In 1967, Dr. Fulton accepted a teaching position at Waterloo Lutheran University (now Wilfrid Laurier University) and spent the next seven years there.

But she became increasingly frustrated by what she saw as the hierarchical nature of Canadian universities and the dominance of male academics. Twice she lost competitions for teaching positions to male candidates from the United States despite having the same qualifications.

"She was outspoken. She was not a person to be politically correct," Geoff Fulton said.

While she didn't strive to see as many women as men on the boards of all the major corporations or universities in Canada, her belief was in equality as a principle – that everyone should be treated equally, Mr. Fulton said.

With the strengthening feminist movement in the early 1970s, Dr. Fulton believed it was time for universities to have a dean of women, someone who could advocate for women and help change the university's patriarchal culture. In 1974, she took on that position at the University of British Columbia and remained there for four years.

Throughout her life, Dr. Fulton lived simply. In Halifax, while she was president of Mount Saint Vincent, she lived in a small apartment, ate frequently with students at the university's cafeteria and enjoyed watching university basketball games.

While she had romantic partners in her life, she never married nor had children.

At Christmas, she was known to show up at family dinners, where her two dozen nieces and nephews were gathered. With the idea of shaping their young minds, she would deliver books she had chosen specifically for each of them.

"She was hard to keep up with," Mr.
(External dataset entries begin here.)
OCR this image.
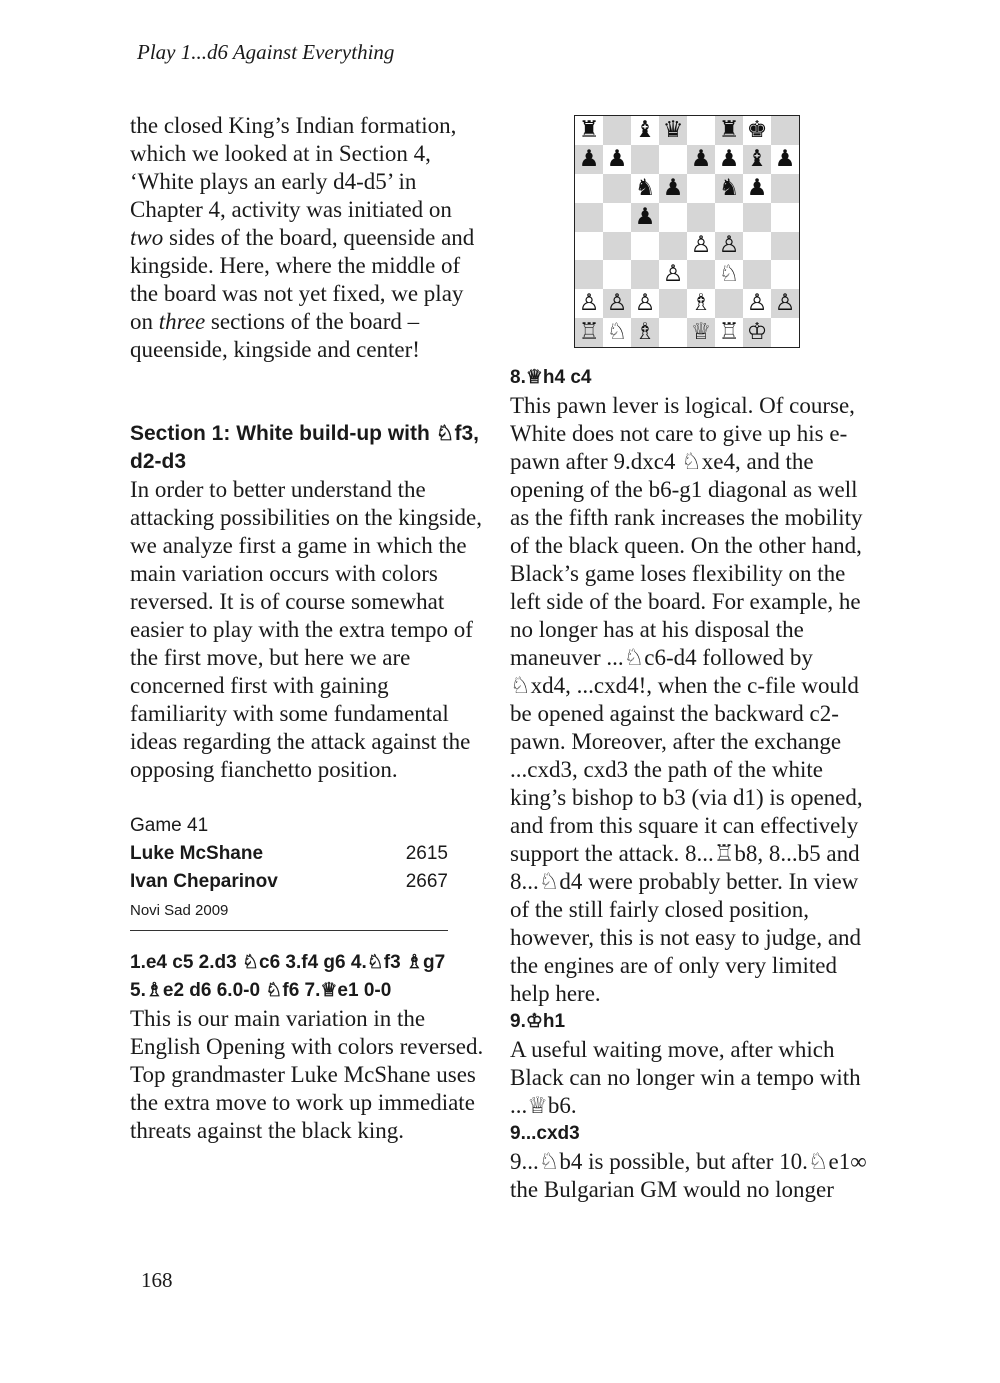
Play 1...d6 Against Everything
♜ ♝ ♛ ♜ ♚
♟ ♟	♟ ♟ ♝ ♟
♞ ♟ ♞ ♟
♟
♙ ♙
♙ ♘
♙ ♙ ♙ ♗ ♙ ♙
♖ ♘ ♗ ♕ ♖ ♔

the closed King’s Indian formation, which we looked at in Section 4, ‘White plays an early d4-d5’ in Chapter 4, activity was initiated on two sides of the board, queenside and kingside. Here, where the middle of the board was not yet fixed, we play on three sections of the board – queenside, kingside and center!

Section 1: White build-up with ♘f3, d2-d3

In order to better understand the attacking possibilities on the kingside, we analyze first a game in which the main variation occurs with colors reversed. It is of course somewhat easier to play with the extra tempo of the first move, but here we are concerned first with gaining familiarity with some fundamental ideas regarding the attack against the opposing fianchetto position.

Game 41
Luke McShane	2615
Ivan Cheparinov	2667
Novi Sad 2009

1.e4 c5 2.d3 ♘c6 3.f4 g6 4.♘f3 ♗g7 5.♗e2 d6 6.0-0 ♘f6 7.♕e1 0-0

This is our main variation in the English Opening with colors reversed. Top grandmaster Luke McShane uses the extra move to work up immediate threats against the black king.

8.♕h4 c4

This pawn lever is logical. Of course, White does not care to give up his e-pawn after 9.dxc4 ♘xe4, and the opening of the b6-g1 diagonal as well as the fifth rank increases the mobility of the black queen. On the other hand, Black’s game loses flexibility on the left side of the board. For example, he no longer has at his disposal the maneuver ...♘c6-d4 followed by ♘xd4, ...cxd4!, when the c-file would be opened against the backward c2-pawn. Moreover, after the exchange ...cxd3, cxd3 the path of the white king’s bishop to b3 (via d1) is opened, and from this square it can effectively support the attack. 8...♖b8, 8...b5 and 8...♘d4 were probably better. In view of the still fairly closed position, however, this is not easy to judge, and the engines are of only very limited help here.

9.♔h1

A useful waiting move, after which Black can no longer win a tempo with ...♕b6.

9...cxd3

9...♘b4 is possible, but after 10.♘e1∞ the Bulgarian GM would no longer

168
Fulton said. "She was a vibrant mind."

Known for her sharp wit, she loved to have fun with people. At one large women's event, Dr. Fulton noticed that her friend and politician Flora MacDonald looked particularly fancy. "Oh Flora, you look like the best-dressed of the circus horses," she told her.

"She had the freedom to be funny," Dr. Franklin said. "Much of her teaching formally and informally was based on giving people the freedom to laugh both at themselves, at their silly structures and at her," she added.

In 1986, after leaving Halifax, she returned to the University of British Columbia as an adjunct professor and consultant. At the time, she was also involved in the establishment of a new feminist university in Loten, Norway, and was invited to become a scholar-in-residence.

When Dr. Fulton retired from university life in 1996, she moved to Salt Spring Island. But her activism in politics, social issues and feminism didn't end. She frequently gave lectures and was involved in campaigns. Dr. Fulton was one of the first people to endorse Elizabeth May as a candidate for the Green Party of Canada in British Columbia. "She had a tremendous ability to connect with people," Ms. May said. "She was so passionate."

Dr. Fulton's life wasn't without tragedy. One rainy night while she and her two sisters were on their way to the symphony in Victoria, a car struck them at an intersection. The accident left Mary, Dr. Fulton's sister, dead and her own foot severely injured. When a surgeon told her, then a woman in her eighties, that he needed to amputate her foot, she objected. "'No', she told him. 'I need that,'" Ms. May recalled. "She was such a fighter." Determined to walk again, she worked doggedly to heal herself and eventually get back on the golf course.

For her work, Dr. Fulton received 15 honorary degrees and was named to the Order of

Canada.

"She truly engaged with the world," Mr. Fulton said.

Dr. Fulton died on Jan. 22, at the Victoria General Hospital, after suffering a stroke. She was 91. She is survived by her sister Eva Robinson, seven nieces, 17 nephews, a large extended family and numerous friends.